De betrokkene is nog wel redelijk in staat desgevraagd zijn wil te verklaren. Hij woont zelfstandig, sinds 1999 bijgestaan door verzorgsters van Thuiszorg. De dochter verschafte aan Thuiszorg geld voor de boodschappen. Er hebben periodieke bijeenkomsten plaatsgevonden tussen medewerksters van Thuiszorg en de dochter, waarbij de problemen werd besproken en afspraken werden gemaakt.
8. De dochter betwist dat zij tekort is geschoten in de financiële zorg voor haar vader. Zo heeft zij overeenkomstig toezeggingen tijdens een bijeenkomst met medewerksters van Thuiszorg op 19 oktober 2004 8 setjes ondergoed, 2 broeken en 2 overhemden een linnenkast en een scheerapparaat aangeschaft. Aanvankelijk stelde zij € 140,- per maand ter beschikking voor de boodschappen exclusief warme maaltijden. Op 9 mei 2005 vond een bijeenkomst plaats waarbij onder meer de dochter, twee werknemers van Thuiszorg en mevrouw K[.] van Sociaal Netwerk Kralingen aanwezig waren. Tijdens die bijeenkomst zijn nieuwe afspraken tussen Thuiszorg en de dochter gemaakt. Laatstgenoemde heeft toen aangegeven de bijdrage te zullen verhogen tot € 225,- per maand. Achteraf heeft de dochter vernomen dat mevrouw K[.] de betrokkene reeds een volmacht aan de stichting had laten tekenen buiten medeweten van de dochter. De stichting is tot bewindvoerder benoemd, nog voordat de dochter in de gelegenheid was om aan te tonen dat zij de nieuwe afspraken voortaan zou nakomen.
9. Ter zitting heeft de dochter verklaard, dat zij als mentor van de betrokkene de mogelijkheden van een opname in een instelling in Spijkenisse, waar de dochter woont, heeft onderzocht, en dat zij een Persoons Gebonden Budget heeft aangevraagd, maar dat zij haar vader niet tegen zijn zin uit zijn vertrouwde omgeving zal weghalen.
10. Het hof overweegt op grond van het voorgaande dat niet gebleken is van gegronde redenen om van de uitdrukkelijke wil van de betrokkene, dat zijn dochter tot bewindvoerster wordt benoemd, af te wijken. Weliswaar hebben zich in het verleden strubbelingen voorgedaan tussen de dochter en medewerksters van Thuiszorg betreffende het budget voor de betrokkene, maar hierover is steeds overeenstemming bereikt. Na genoemde bijeenkomst op 9 mei 2005 is de dochter niet meer in de gelegenheid geweest om te tonen, dat zij de nieuwe afspraken blijvend nakomt. Het hof acht de gang van zaken rond de onderbewindstelling van de betrokkene niet zorgvuldig ten opzichte van de dochter. Het hof ziet als garantie voor de nakoming van de afspraken met Thuiszorg dat de dochter als bewindvoerster jaarlijks aan de kantonrechter rekening en verantwoording zal moeten afleggen. Bovendien verdient het de voorkeur de taken van bewindvoerster en die van mentor in één hand te houden.
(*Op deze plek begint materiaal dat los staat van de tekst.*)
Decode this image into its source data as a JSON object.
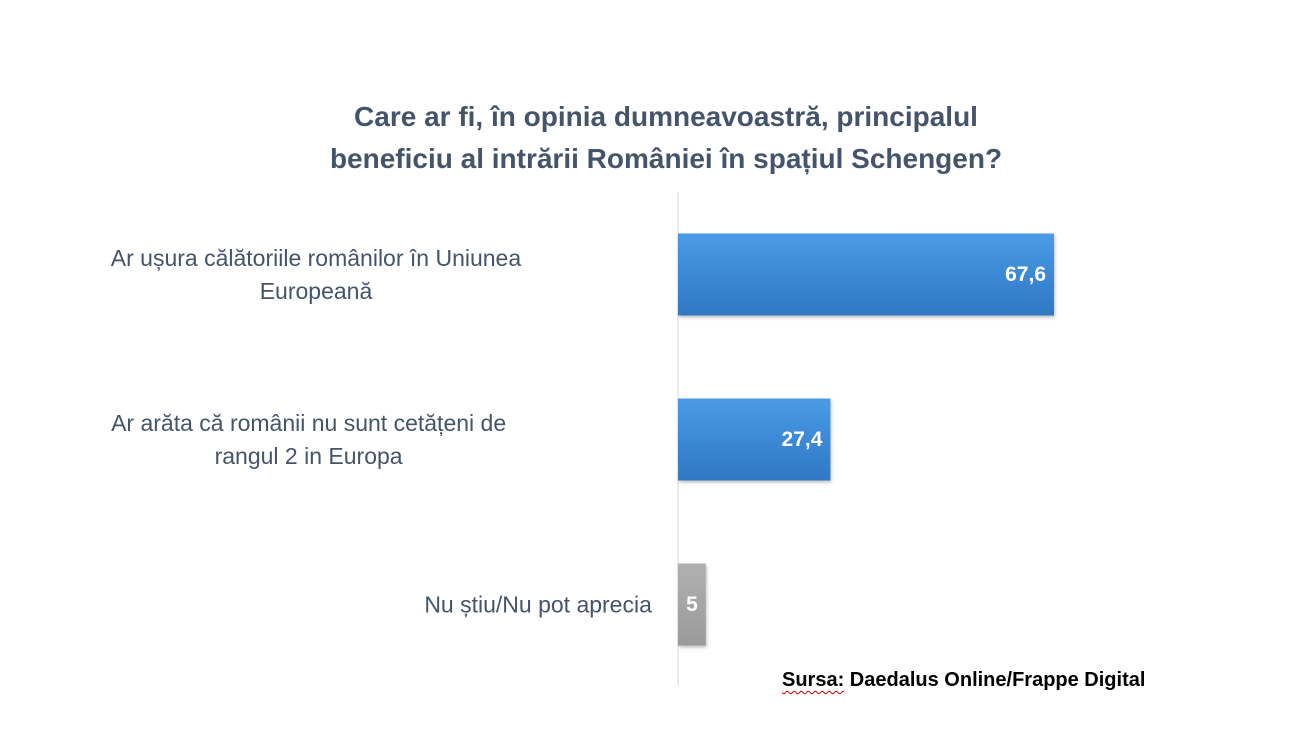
{
  "chart_data": {
    "type": "bar",
    "orientation": "horizontal",
    "title_lines": [
      "Care ar fi, în opinia dumneavoastră, principalul",
      "beneficiu al intrării României în spațiul Schengen?"
    ],
    "categories": [
      [
        "Ar ușura călătoriile românilor în Uniunea",
        "Europeană"
      ],
      [
        "Ar arăta că românii nu sunt cetățeni de",
        "rangul 2 in Europa"
      ],
      [
        "Nu știu/Nu pot aprecia"
      ]
    ],
    "values": [
      67.6,
      27.4,
      5
    ],
    "value_labels": [
      "67,6",
      "27,4",
      "5"
    ],
    "bar_colors": [
      "#3f8fdc",
      "#3f8fdc",
      "#a6a6a6"
    ],
    "xlim": [
      0,
      100
    ],
    "grid": false,
    "legend": "none"
  },
  "source": {
    "prefix": "Sursa:",
    "text": " Daedalus Online/Frappe Digital"
  },
  "colors": {
    "title": "#44546a",
    "axis_line": "#d9d9d9",
    "bar_primary": "#3f8fdc",
    "bar_neutral": "#a6a6a6"
  }
}
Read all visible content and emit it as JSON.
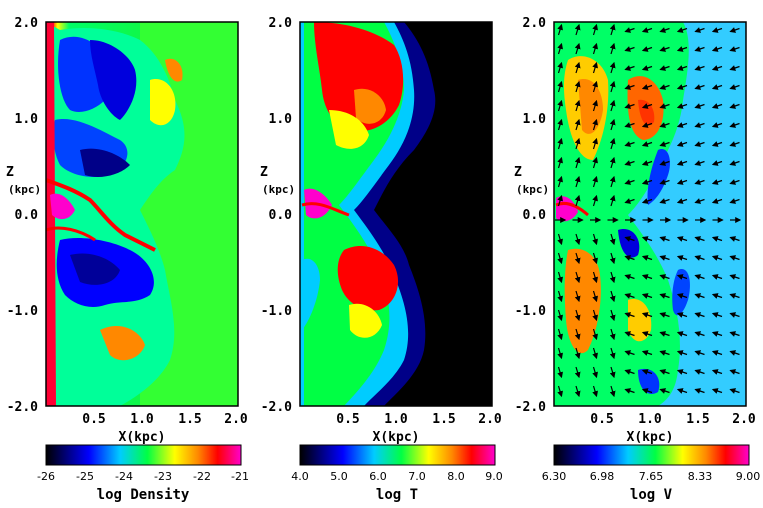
{
  "colors": {
    "black": "#000000",
    "navy": "#00008b",
    "blue": "#0000ff",
    "cyan": "#00ccff",
    "green": "#00ff44",
    "yellow": "#ffff00",
    "orange": "#ff8800",
    "red": "#ff0000",
    "magenta": "#ff00cc",
    "background": "#ffffff"
  },
  "panels": [
    {
      "zlabel": "Z",
      "zunit": "(kpc)",
      "xlabel": "X(kpc)",
      "xticks": [
        "0.5",
        "1.0",
        "1.5",
        "2.0"
      ],
      "zticks": [
        "2.0",
        "1.0",
        "0.0",
        "-1.0",
        "-2.0"
      ],
      "colorbar_ticks": [
        "-26",
        "-25",
        "-24",
        "-23",
        "-22",
        "-21"
      ],
      "colorbar_label": "log Density"
    },
    {
      "zlabel": "Z",
      "zunit": "(kpc)",
      "xlabel": "X(kpc)",
      "xticks": [
        "0.5",
        "1.0",
        "1.5",
        "2.0"
      ],
      "zticks": [
        "2.0",
        "1.0",
        "0.0",
        "-1.0",
        "-2.0"
      ],
      "colorbar_ticks": [
        "4.0",
        "5.0",
        "6.0",
        "7.0",
        "8.0",
        "9.0"
      ],
      "colorbar_label": "log T"
    },
    {
      "zlabel": "Z",
      "zunit": "(kpc)",
      "xlabel": "X(kpc)",
      "xticks": [
        "0.5",
        "1.0",
        "1.5",
        "2.0"
      ],
      "zticks": [
        "2.0",
        "1.0",
        "0.0",
        "-1.0",
        "-2.0"
      ],
      "colorbar_ticks": [
        "6.30",
        "6.98",
        "7.65",
        "8.33",
        "9.00"
      ],
      "colorbar_label": "log V"
    }
  ]
}
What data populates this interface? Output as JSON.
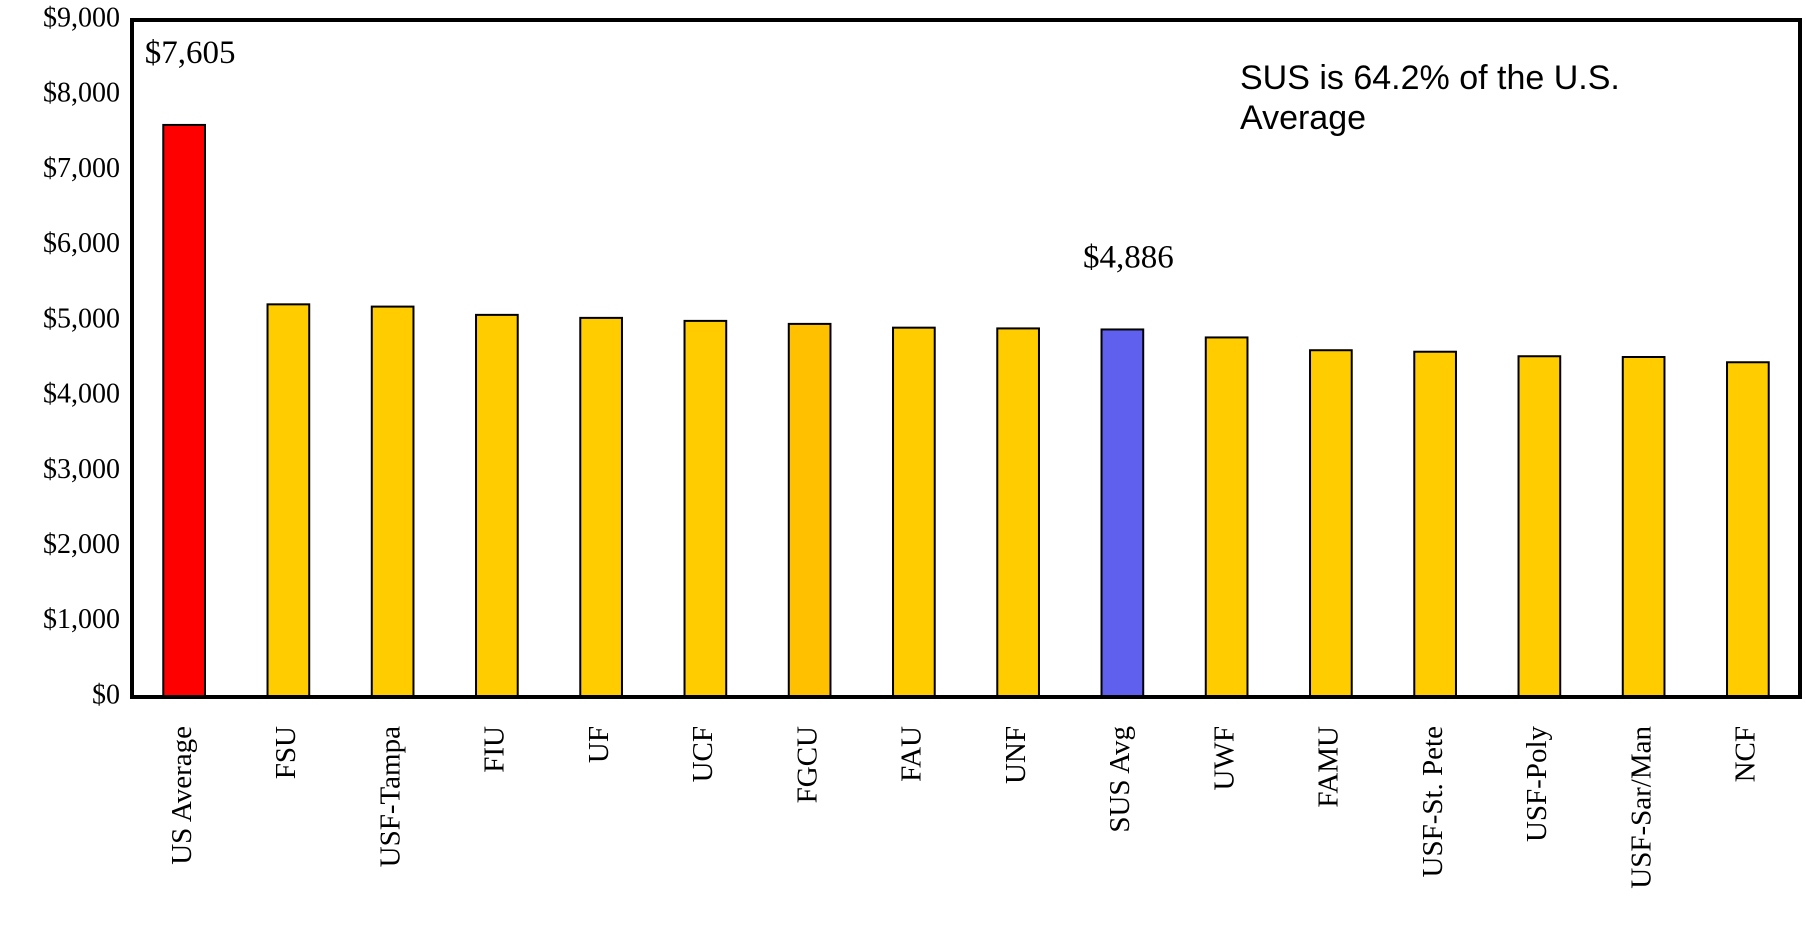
{
  "chart_data": {
    "type": "bar",
    "categories": [
      "US Average",
      "FSU",
      "USF-Tampa",
      "FIU",
      "UF",
      "UCF",
      "FGCU",
      "FAU",
      "UNF",
      "SUS Avg",
      "UWF",
      "FAMU",
      "USF-St. Pete",
      "USF-Poly",
      "USF-Sar/Man",
      "NCF"
    ],
    "values": [
      7605,
      5220,
      5190,
      5080,
      5040,
      5000,
      4960,
      4910,
      4900,
      4886,
      4780,
      4610,
      4590,
      4530,
      4520,
      4450
    ],
    "value_labels": [
      "$7,605",
      null,
      null,
      null,
      null,
      null,
      null,
      null,
      null,
      "$4,886",
      null,
      null,
      null,
      null,
      null,
      null
    ],
    "colors": [
      "#ff0000",
      "#ffcc00",
      "#ffcc00",
      "#ffcc00",
      "#ffcc00",
      "#ffcc00",
      "#ffc000",
      "#ffcc00",
      "#ffcc00",
      "#6060ee",
      "#ffcc00",
      "#ffcc00",
      "#ffcc00",
      "#ffcc00",
      "#ffcc00",
      "#ffcc00"
    ],
    "annotation": "SUS is 64.2% of the U.S. Average",
    "ylim": [
      0,
      9000
    ],
    "yticks": [
      {
        "value": 0,
        "label": "$0"
      },
      {
        "value": 1000,
        "label": "$1,000"
      },
      {
        "value": 2000,
        "label": "$2,000"
      },
      {
        "value": 3000,
        "label": "$3,000"
      },
      {
        "value": 4000,
        "label": "$4,000"
      },
      {
        "value": 5000,
        "label": "$5,000"
      },
      {
        "value": 6000,
        "label": "$6,000"
      },
      {
        "value": 7000,
        "label": "$7,000"
      },
      {
        "value": 8000,
        "label": "$8,000"
      },
      {
        "value": 9000,
        "label": "$9,000"
      }
    ],
    "grid": false
  }
}
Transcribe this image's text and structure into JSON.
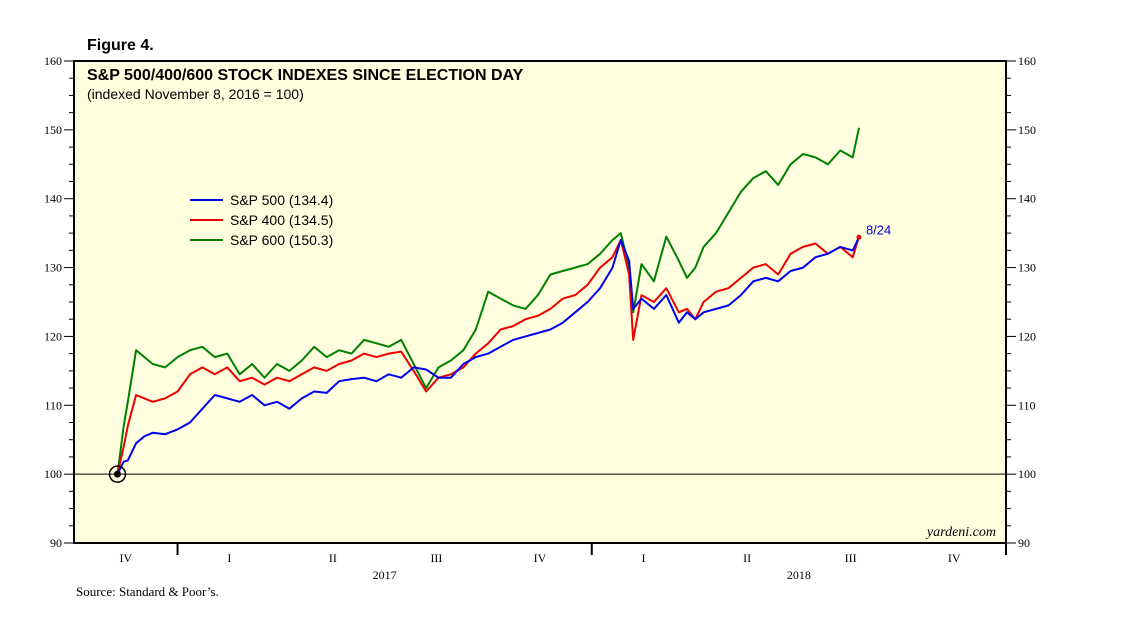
{
  "figure_label": "Figure 4.",
  "source": "Source: Standard & Poor’s.",
  "watermark": "yardeni.com",
  "end_label": "8/24",
  "colors": {
    "background": "#ffffe0",
    "frame": "#000000",
    "sp500": "#0000ee",
    "sp400": "#ee0000",
    "sp600": "#008000"
  },
  "chart_data": {
    "type": "line",
    "title": "S&P 500/400/600 STOCK INDEXES SINCE ELECTION DAY",
    "subtitle": "(indexed November 8, 2016 = 100)",
    "xlabel": "",
    "ylabel": "",
    "ylim": [
      90,
      160
    ],
    "y_ticks": [
      90,
      100,
      110,
      120,
      130,
      140,
      150,
      160
    ],
    "y_tick_labels": [
      "90",
      "100",
      "110",
      "120",
      "130",
      "140",
      "150",
      "160"
    ],
    "reference_line": 100,
    "grid": false,
    "legend_position": "upper-left",
    "x_domain": [
      2016.75,
      2019.0
    ],
    "quarter_labels": [
      {
        "label": "IV",
        "x": 2016.875
      },
      {
        "label": "I",
        "x": 2017.125
      },
      {
        "label": "II",
        "x": 2017.375
      },
      {
        "label": "III",
        "x": 2017.625
      },
      {
        "label": "IV",
        "x": 2017.875
      },
      {
        "label": "I",
        "x": 2018.125
      },
      {
        "label": "II",
        "x": 2018.375
      },
      {
        "label": "III",
        "x": 2018.625
      },
      {
        "label": "IV",
        "x": 2018.875
      }
    ],
    "year_labels": [
      {
        "label": "2017",
        "x": 2017.5
      },
      {
        "label": "2018",
        "x": 2018.5
      }
    ],
    "year_boundaries": [
      2017.0,
      2018.0,
      2019.0
    ],
    "election_marker": {
      "x": 2016.855,
      "y": 100
    },
    "series": [
      {
        "name": "S&P 500",
        "legend": "S&P 500 (134.4)",
        "color": "#0000ee",
        "x": [
          2016.855,
          2016.87,
          2016.88,
          2016.9,
          2016.92,
          2016.94,
          2016.97,
          2017.0,
          2017.03,
          2017.06,
          2017.09,
          2017.12,
          2017.15,
          2017.18,
          2017.21,
          2017.24,
          2017.27,
          2017.3,
          2017.33,
          2017.36,
          2017.39,
          2017.42,
          2017.45,
          2017.48,
          2017.51,
          2017.54,
          2017.57,
          2017.6,
          2017.63,
          2017.66,
          2017.69,
          2017.72,
          2017.75,
          2017.78,
          2017.81,
          2017.84,
          2017.87,
          2017.9,
          2017.93,
          2017.96,
          2017.99,
          2018.02,
          2018.05,
          2018.07,
          2018.09,
          2018.1,
          2018.12,
          2018.15,
          2018.18,
          2018.21,
          2018.23,
          2018.25,
          2018.27,
          2018.3,
          2018.33,
          2018.36,
          2018.39,
          2018.42,
          2018.45,
          2018.48,
          2018.51,
          2018.54,
          2018.57,
          2018.6,
          2018.63,
          2018.645
        ],
        "values": [
          100.0,
          101.8,
          102.0,
          104.5,
          105.5,
          106.0,
          105.8,
          106.5,
          107.5,
          109.5,
          111.5,
          111.0,
          110.5,
          111.5,
          110.0,
          110.5,
          109.5,
          111.0,
          112.0,
          111.8,
          113.5,
          113.8,
          114.0,
          113.5,
          114.5,
          114.0,
          115.5,
          115.2,
          114.0,
          114.0,
          116.0,
          117.0,
          117.5,
          118.5,
          119.5,
          120.0,
          120.5,
          121.0,
          122.0,
          123.5,
          125.0,
          127.0,
          130.0,
          134.0,
          131.0,
          124.0,
          125.5,
          124.0,
          126.0,
          122.0,
          123.5,
          122.5,
          123.5,
          124.0,
          124.5,
          126.0,
          128.0,
          128.5,
          128.0,
          129.5,
          130.0,
          131.5,
          132.0,
          133.0,
          132.5,
          134.4
        ]
      },
      {
        "name": "S&P 400",
        "legend": "S&P 400 (134.5)",
        "color": "#ee0000",
        "x": [
          2016.855,
          2016.87,
          2016.88,
          2016.9,
          2016.92,
          2016.94,
          2016.97,
          2017.0,
          2017.03,
          2017.06,
          2017.09,
          2017.12,
          2017.15,
          2017.18,
          2017.21,
          2017.24,
          2017.27,
          2017.3,
          2017.33,
          2017.36,
          2017.39,
          2017.42,
          2017.45,
          2017.48,
          2017.51,
          2017.54,
          2017.57,
          2017.6,
          2017.63,
          2017.66,
          2017.69,
          2017.72,
          2017.75,
          2017.78,
          2017.81,
          2017.84,
          2017.87,
          2017.9,
          2017.93,
          2017.96,
          2017.99,
          2018.02,
          2018.05,
          2018.07,
          2018.09,
          2018.1,
          2018.12,
          2018.15,
          2018.18,
          2018.21,
          2018.23,
          2018.25,
          2018.27,
          2018.3,
          2018.33,
          2018.36,
          2018.39,
          2018.42,
          2018.45,
          2018.48,
          2018.51,
          2018.54,
          2018.57,
          2018.6,
          2018.63,
          2018.645
        ],
        "values": [
          100.0,
          104.0,
          107.0,
          111.5,
          111.0,
          110.5,
          111.0,
          112.0,
          114.5,
          115.5,
          114.5,
          115.5,
          113.5,
          114.0,
          113.0,
          114.0,
          113.5,
          114.5,
          115.5,
          115.0,
          116.0,
          116.5,
          117.5,
          117.0,
          117.5,
          117.8,
          115.0,
          112.0,
          114.0,
          114.5,
          115.5,
          117.5,
          119.0,
          121.0,
          121.5,
          122.5,
          123.0,
          124.0,
          125.5,
          126.0,
          127.5,
          130.0,
          131.5,
          134.0,
          129.0,
          119.5,
          126.0,
          125.0,
          127.0,
          123.5,
          124.0,
          122.5,
          125.0,
          126.5,
          127.0,
          128.5,
          130.0,
          130.5,
          129.0,
          132.0,
          133.0,
          133.5,
          132.0,
          133.0,
          131.5,
          134.5
        ]
      },
      {
        "name": "S&P 600",
        "legend": "S&P 600 (150.3)",
        "color": "#008000",
        "x": [
          2016.855,
          2016.87,
          2016.88,
          2016.9,
          2016.92,
          2016.94,
          2016.97,
          2017.0,
          2017.03,
          2017.06,
          2017.09,
          2017.12,
          2017.15,
          2017.18,
          2017.21,
          2017.24,
          2017.27,
          2017.3,
          2017.33,
          2017.36,
          2017.39,
          2017.42,
          2017.45,
          2017.48,
          2017.51,
          2017.54,
          2017.57,
          2017.6,
          2017.63,
          2017.66,
          2017.69,
          2017.72,
          2017.75,
          2017.78,
          2017.81,
          2017.84,
          2017.87,
          2017.9,
          2017.93,
          2017.96,
          2017.99,
          2018.02,
          2018.05,
          2018.07,
          2018.09,
          2018.1,
          2018.12,
          2018.15,
          2018.18,
          2018.21,
          2018.23,
          2018.25,
          2018.27,
          2018.3,
          2018.33,
          2018.36,
          2018.39,
          2018.42,
          2018.45,
          2018.48,
          2018.51,
          2018.54,
          2018.57,
          2018.6,
          2018.63,
          2018.645
        ],
        "values": [
          100.0,
          107.0,
          110.5,
          118.0,
          117.0,
          116.0,
          115.5,
          117.0,
          118.0,
          118.5,
          117.0,
          117.5,
          114.5,
          116.0,
          114.0,
          116.0,
          115.0,
          116.5,
          118.5,
          117.0,
          118.0,
          117.5,
          119.5,
          119.0,
          118.5,
          119.5,
          116.0,
          112.5,
          115.5,
          116.5,
          118.0,
          121.0,
          126.5,
          125.5,
          124.5,
          124.0,
          126.0,
          129.0,
          129.5,
          130.0,
          130.5,
          132.0,
          134.0,
          135.0,
          130.0,
          123.5,
          130.5,
          128.0,
          134.5,
          131.0,
          128.5,
          130.0,
          133.0,
          135.0,
          138.0,
          141.0,
          143.0,
          144.0,
          142.0,
          145.0,
          146.5,
          146.0,
          145.0,
          147.0,
          146.0,
          150.3
        ]
      }
    ]
  }
}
11. Uit het voorgaande volgt dat de bestreden beschikking met betrekking tot de benoeming van de stichting tot bewindvoerder dient te worden vernietigd en dat de dochter tot bewindvoerster dient te worden benoemd.
BESLISSING OP HET HOGER BEROEP
vernietigt de bestreden beschikking voor zover aan het oordeel van het hof onderworpen, en in zoverre opnieuw beschikkende:
benoemt [verzoekster], wonende te 3204 TD Spijkenisse aan het Hidalgopad 5, tot bewindvoerster over de bij beschikking van de kantonrechter te Rotterdam van 23 mei 2005 onder bewind gestelde goederen, die toebehoren of zullen toebehoren aan [betrokkene] voornoemd.
Deze beschikking is gegeven door mrs. Fockema Andreae-Hartsuiker, Tanja-van den Broek en Van Leuven, bijgestaan door mr. Arnbak-d'Aulnis de Bourouill als griffier en uitgesproken ter openbare terechtzitting van 5 april 2006.